IF Justinian's Commissioners had adopted a different course and compiled each title as a systematic account of the subject-matter, using such materials as they found, but welding them into a new mass, regardless of preserving the words or identity of the authors,

they would have produced what would at first sight have been better for practical purposes and more worthy of the idea of a scientific digest of the law. But we should have been much worse off. We should have had the law as conceived by Byzantine lawyers in the sixth century instead of numerous, often large, extracts mutilated and disarranged, but still preserving much of the practical results and of the characteristic form of the writings of the most brilliant period of Roman Jurisprudence. So far as they used the writings of the old lawyers the work might yet have been valuable, as we can see from Justinian's Institutes, but the historical interest would have largely suffered.

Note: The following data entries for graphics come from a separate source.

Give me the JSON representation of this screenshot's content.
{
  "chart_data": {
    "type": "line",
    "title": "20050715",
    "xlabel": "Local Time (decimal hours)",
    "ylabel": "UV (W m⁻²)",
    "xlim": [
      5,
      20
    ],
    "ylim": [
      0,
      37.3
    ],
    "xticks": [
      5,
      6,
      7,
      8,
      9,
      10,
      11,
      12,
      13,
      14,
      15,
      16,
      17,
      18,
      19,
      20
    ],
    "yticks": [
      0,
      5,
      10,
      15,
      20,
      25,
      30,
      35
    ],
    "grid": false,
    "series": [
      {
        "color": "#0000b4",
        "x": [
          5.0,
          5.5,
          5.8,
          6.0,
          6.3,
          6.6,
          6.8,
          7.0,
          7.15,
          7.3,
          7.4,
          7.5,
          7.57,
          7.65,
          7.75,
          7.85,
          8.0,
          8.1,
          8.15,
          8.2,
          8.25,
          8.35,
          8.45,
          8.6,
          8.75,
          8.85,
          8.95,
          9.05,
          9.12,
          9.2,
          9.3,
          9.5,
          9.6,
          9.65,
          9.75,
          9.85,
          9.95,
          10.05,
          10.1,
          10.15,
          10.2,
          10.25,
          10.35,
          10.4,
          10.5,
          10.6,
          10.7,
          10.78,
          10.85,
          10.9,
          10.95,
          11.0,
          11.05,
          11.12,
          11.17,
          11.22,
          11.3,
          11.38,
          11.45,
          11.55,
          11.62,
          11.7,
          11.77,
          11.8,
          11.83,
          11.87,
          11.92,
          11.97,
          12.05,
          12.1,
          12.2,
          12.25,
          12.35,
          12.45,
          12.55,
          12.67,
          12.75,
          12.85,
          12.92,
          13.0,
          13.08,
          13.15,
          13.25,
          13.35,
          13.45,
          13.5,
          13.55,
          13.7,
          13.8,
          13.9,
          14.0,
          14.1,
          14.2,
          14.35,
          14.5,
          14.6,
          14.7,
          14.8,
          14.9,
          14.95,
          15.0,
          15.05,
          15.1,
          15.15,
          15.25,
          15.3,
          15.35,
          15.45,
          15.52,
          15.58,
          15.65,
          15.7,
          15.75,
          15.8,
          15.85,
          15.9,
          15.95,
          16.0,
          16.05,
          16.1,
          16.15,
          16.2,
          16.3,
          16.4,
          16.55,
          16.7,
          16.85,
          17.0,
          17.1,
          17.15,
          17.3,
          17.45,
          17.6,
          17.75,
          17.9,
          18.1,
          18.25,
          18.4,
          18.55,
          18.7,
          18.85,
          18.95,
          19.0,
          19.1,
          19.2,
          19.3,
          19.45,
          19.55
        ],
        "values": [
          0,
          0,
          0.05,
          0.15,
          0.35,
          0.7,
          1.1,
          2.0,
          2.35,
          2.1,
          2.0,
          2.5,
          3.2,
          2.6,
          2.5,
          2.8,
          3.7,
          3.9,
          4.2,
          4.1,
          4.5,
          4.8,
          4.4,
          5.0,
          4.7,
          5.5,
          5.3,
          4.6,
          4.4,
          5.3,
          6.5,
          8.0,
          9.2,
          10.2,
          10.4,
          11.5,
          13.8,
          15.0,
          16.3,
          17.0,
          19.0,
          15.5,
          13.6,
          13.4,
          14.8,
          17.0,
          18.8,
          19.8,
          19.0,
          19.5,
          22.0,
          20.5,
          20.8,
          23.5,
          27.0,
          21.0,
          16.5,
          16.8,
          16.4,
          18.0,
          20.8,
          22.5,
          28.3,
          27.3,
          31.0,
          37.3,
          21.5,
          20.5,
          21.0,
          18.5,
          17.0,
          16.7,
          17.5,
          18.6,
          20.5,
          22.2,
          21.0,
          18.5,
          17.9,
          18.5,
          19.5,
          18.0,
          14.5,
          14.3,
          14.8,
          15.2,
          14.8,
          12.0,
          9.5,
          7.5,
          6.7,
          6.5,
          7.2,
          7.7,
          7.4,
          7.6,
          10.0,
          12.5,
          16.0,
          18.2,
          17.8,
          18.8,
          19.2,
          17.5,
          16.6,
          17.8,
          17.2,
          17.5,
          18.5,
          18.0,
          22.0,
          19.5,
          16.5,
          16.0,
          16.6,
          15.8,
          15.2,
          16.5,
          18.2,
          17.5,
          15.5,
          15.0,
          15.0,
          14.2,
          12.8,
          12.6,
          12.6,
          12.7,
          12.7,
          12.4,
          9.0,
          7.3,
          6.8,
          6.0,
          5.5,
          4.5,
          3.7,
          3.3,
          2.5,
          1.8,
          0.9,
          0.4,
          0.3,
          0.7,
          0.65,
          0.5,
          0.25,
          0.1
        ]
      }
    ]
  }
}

If the compilers had been at liberty to compile as they pleased and give no authorities, we should have had much less of the old lawyers than we have, thanks to Tribonian's direction to preserve the names of the authors and to the compilers' method of giving the extracts (at least usually) in the order in which they extracted them. But the question still remains, how far have these extracts been altered by the Commissioners? Justinian gave large powers of correction, and was so stringent in forbidding any comparison of the result with the originals, that we might be sure a priori that these large powers were used. A comparison of Justinian's Institutes with Gaius (as made in Gneist's Syntagma) is not good evidence on this point, because the procedure there was not strictly analogous to that in the case of the Digest. The Institutes were to be a new work, and only a general acknowledgment was made to Gaius and others. The Digest was to be a consolidation of the old lawyers' writings, corrected and compressed. It is well therefore to compare1 the passages of the old lawyers which have been independently preserved to us, with the form which they have assumed in the Digest under the manipulation of Justinian's Commissioners. The comparison is not reassuring. Amendment of the law, decision of controversies, omission of repetitions and of obsolete matters were the duty of the Commissioners, and could not but largely alter the shape of the material. It is clear from this comparison that they have often largely altered it. Though much of the writing of the old jurists is left us in the Digest, and some passages coincide precisely with the words otherwise preserved to us, it is yet somewhat hazardous to say of any fragment, where we have not

1 Something of this kind has been done, not very satisfactorily, by Istrich, Quomodo versati sint compilatores Dig. &c. 1863. I have taken one reference from it.